Cuentan los indios que más allá, en los lejanos tiempos, cuando aún no se habían descubierto todas las cosas y se carecía de un montón de ellas por desconocidas, en las frondosas selvas de la América Hispa­na ocurrían hechos sorprendentes y mági­cos que iban enriqueciendo ese enigmático continente, cuyo corazón, aún en estos nuestros tiempos, guarda y cela infinitos secretos.
Estas leyendas, mitos, cuentos o narraciones, que tienen su verdad, nos descubren la realidad de todo lo conocido y, además, nos enseñan cómo se fueron formando esos lugares donde incluso hoy es muy difícil llegar por la vegetal mura­lla y por otros hechos y aspectos que no quiero nombrar.
Cuentan los que siempre quieren saberlo todo y están dis­puestos, no sólo a escuchar, sino a investigar para saber la verdad o acercarse lo más posible a ella, que hace miles y mi­les o, tal vez, millones de años, en una de las márgenes de ese gigantesco río que se llama Paraná -que significa "pariente del mar", vivía un indio que tenía dos hijas a cual más her­mosa. Las cuidaba y las mimaba más que a nadie en el mun­do, y las quería, como es natural, con todas las fuerzas de su alma.
Había construído para ellas una bonita choza o churuata que las resguardaba del frío y del calor. Por ellas cazaba, pes­caba y se desvivía para que nada les faltase. Salía de caza y ra­ro era el día que llegaba con pocos regalos. Además de la comida, siempre encontraba la olorosa flor que debía perfu­mar y adornar los lindos cabellos de las hijas. También les encontraba la jugosa fruta de grato sabor.
Pues bien, las indiecitas crecieron al lado del padre y se convirtieron en dos atractivas jovencitas que motivaban el orgullo de su progenitor. Querían mucho a su padre y el ca­riño entre ellas era algo tan bonito y grande que no podían estar la una sin la otra. Juntas hacían los quehaceres de la ca­sa. Juntas se asomaban y se bañaban en las frescas aguas del río. Juntas jugaban y cantaban, y juntas tejían el ñandutí con que confeccionaban sus vestidos.
El indio, que conocía los más grandes secretos de aquellos parajes, buscó la mejor caña de la selva y con ella les hizo una flauta capaz de imitar el canto de todos los pájaros y también los sonidos del agua, del aire y de la selva entera.
Y así, vivían felices y contentos en medio de la generosa naturaleza y a las orillas del gran río.

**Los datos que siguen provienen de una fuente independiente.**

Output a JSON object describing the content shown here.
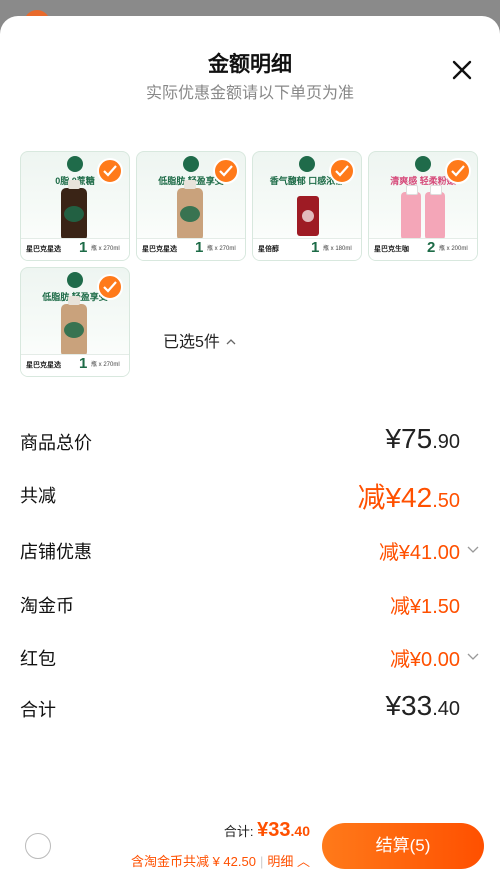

Un buen día, el padre se fue de caza dejando, como de costumbre, solas a sus dos hijas. Al poco rato, mientras las dos indiecitas estaban en la orilla del río, se desató una enor­me tormenta con gran aparato de rayos y truenos que ilu­minaban y atronaban la selva entera. Las jovencitas, como es lógico y natural, corrieron a refugiarse en su churuata; ya cerraban la puerta, cuando vieron que las enfurecidas aguas del río bamboleaban una ligera y frágil curiara, que tan pronto estaba en lo alto de la ola, como era casi sumergida en las turbulentas aguas. Las dos miraban atónitas el tre­mendo espectáculo y temieron por la curiara y por su ocu­pante, al que no podían ver bien por el espantoso oleaje. También es cierto que quien ocupaba la embarcación pare­cía un experto y sabía luchar denodado y tenaz, remo en ma­no, contra el líquido elemento. La bravura y ferocidad de la tormenta y el implacable movimiento de las aguas amenaza­ban constantemente a la insegura curiara.

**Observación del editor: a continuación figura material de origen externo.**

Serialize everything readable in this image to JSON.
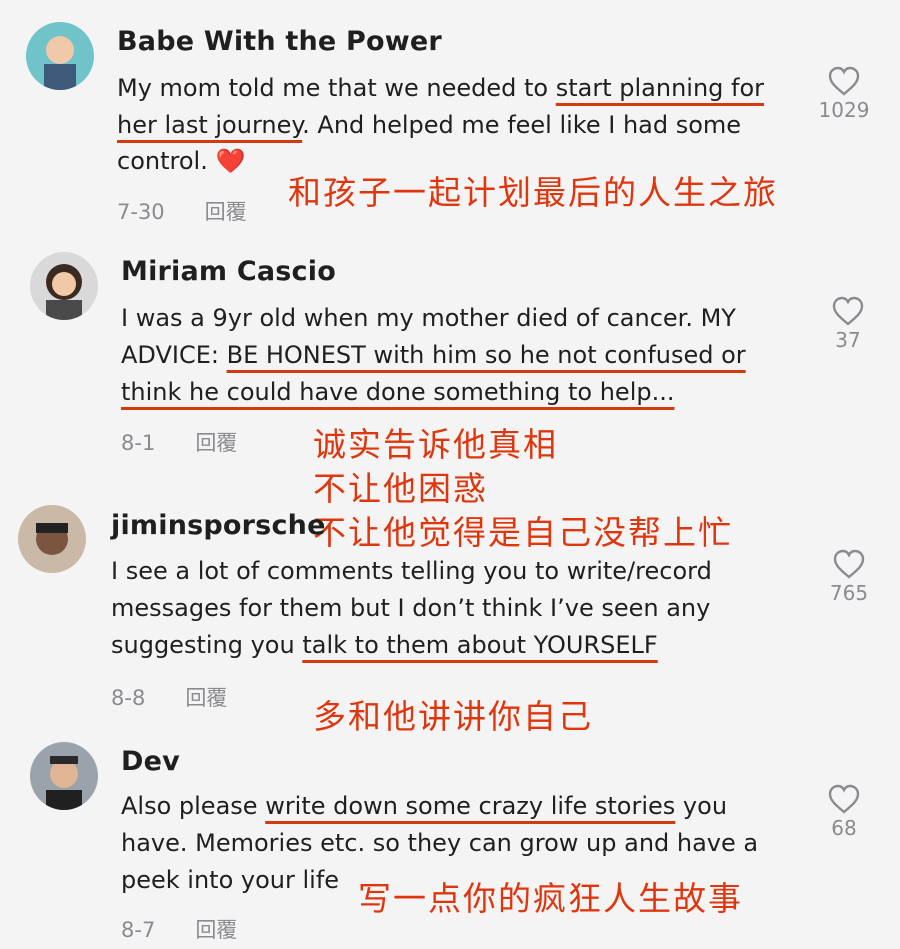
{
  "comments": [
    {
      "username": "Babe With the Power",
      "lines": [
        {
          "pre": "My mom told me that we needed to ",
          "u": "start planning for",
          "post": ""
        },
        {
          "pre": "",
          "u": "her last journey",
          "post": ". And helped me feel like I had some"
        },
        {
          "pre": "control. ",
          "u": "",
          "post": ""
        }
      ],
      "emoji": "❤️",
      "date": "7-30",
      "reply_label": "回覆",
      "likes": "1029",
      "notes": [
        "和孩子一起计划最后的人生之旅"
      ]
    },
    {
      "username": "Miriam Cascio",
      "lines": [
        {
          "pre": "I was a 9yr old when my mother died of cancer. MY",
          "u": "",
          "post": ""
        },
        {
          "pre": "ADVICE: ",
          "u": "BE HONEST with him so he not confused or",
          "post": ""
        },
        {
          "pre": "",
          "u": "think he could have done something to help...",
          "post": ""
        }
      ],
      "date": "8-1",
      "reply_label": "回覆",
      "likes": "37",
      "notes": [
        "诚实告诉他真相",
        "不让他困惑",
        "不让他觉得是自己没帮上忙"
      ]
    },
    {
      "username": "jiminsporsche",
      "lines": [
        {
          "pre": "I see a lot of comments telling you to write/record",
          "u": "",
          "post": ""
        },
        {
          "pre": "messages for them but I don’t think I’ve seen any",
          "u": "",
          "post": ""
        },
        {
          "pre": "suggesting you ",
          "u": "talk to them about YOURSELF",
          "post": ""
        }
      ],
      "date": "8-8",
      "reply_label": "回覆",
      "likes": "765",
      "notes": [
        "多和他讲讲你自己"
      ]
    },
    {
      "username": "Dev",
      "lines": [
        {
          "pre": "Also please ",
          "u": "write down some crazy life stories",
          "post": " you"
        },
        {
          "pre": "have. Memories etc. so they can grow up and have a",
          "u": "",
          "post": ""
        },
        {
          "pre": "peek into your life",
          "u": "",
          "post": ""
        }
      ],
      "date": "8-7",
      "reply_label": "回覆",
      "likes": "68",
      "notes": [
        "写一点你的疯狂人生故事"
      ]
    }
  ],
  "colors": {
    "accent_red": "#e0360e",
    "underline": "#d23a12",
    "muted": "#8a8b91"
  },
  "icons": {
    "like": "heart-outline-icon",
    "emoji": "red-heart-emoji"
  }
}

Las dos hermanas miraban cada vez más aterrorizadas, y no pudieron contener el grito de pavor que subió a sus la­bios, al ver cómo la piragua se partía en dos y su ocupante desaparecía entre las aguas. Se taparon los ojos e invocaron a sus dioses para que protegieran al náufrago, ya que nada po­dían hacer para salvarlo.

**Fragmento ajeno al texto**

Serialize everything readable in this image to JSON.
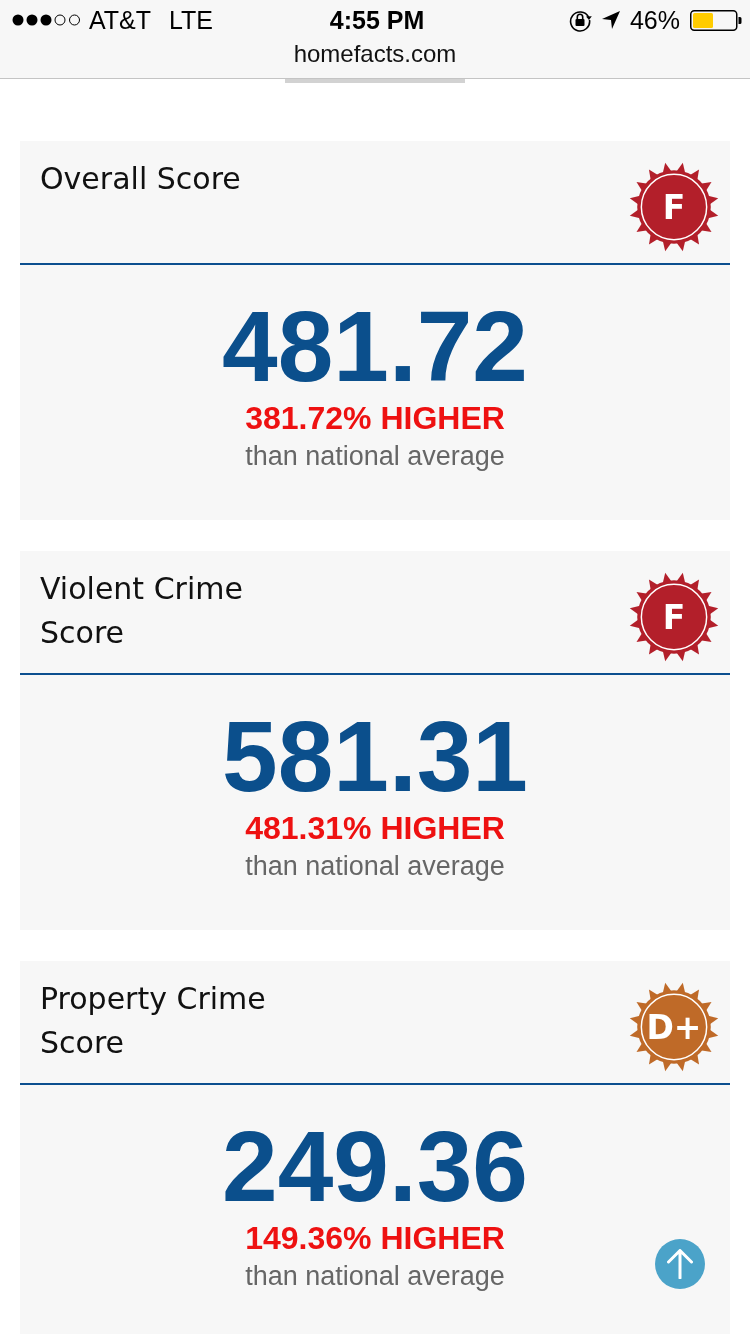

Abrieron los atemorizados ojos y volvieron a mirar deteni­damente hacia el río. Vieron con gran sorpresa, y no menos terror aún, cómo el náufrago braceaba y luchaba por llegar a la orilla. Lo que consiguió después de luchar un gran rato. Ambas hermanas, a pesar de la lluvia y la tormenta, salieron de su choza y corrieron a auxiliarlo.
El náufrago era un apuesto joven, al que la lucha con las aguas, los sarandíes y las achiras, le habían dejado medio muerto. Lo recogieron y, entre las dos, lo llevaron a la chu­ruata. Con apremio lo secaron con un cálido paño hecho del ñandutí que ellas tejían. Le hicieron beber aguardiente de maíz para que se reanimara, y le frotaron el cuerpo con los aceites vegetales que tenían para tales casos.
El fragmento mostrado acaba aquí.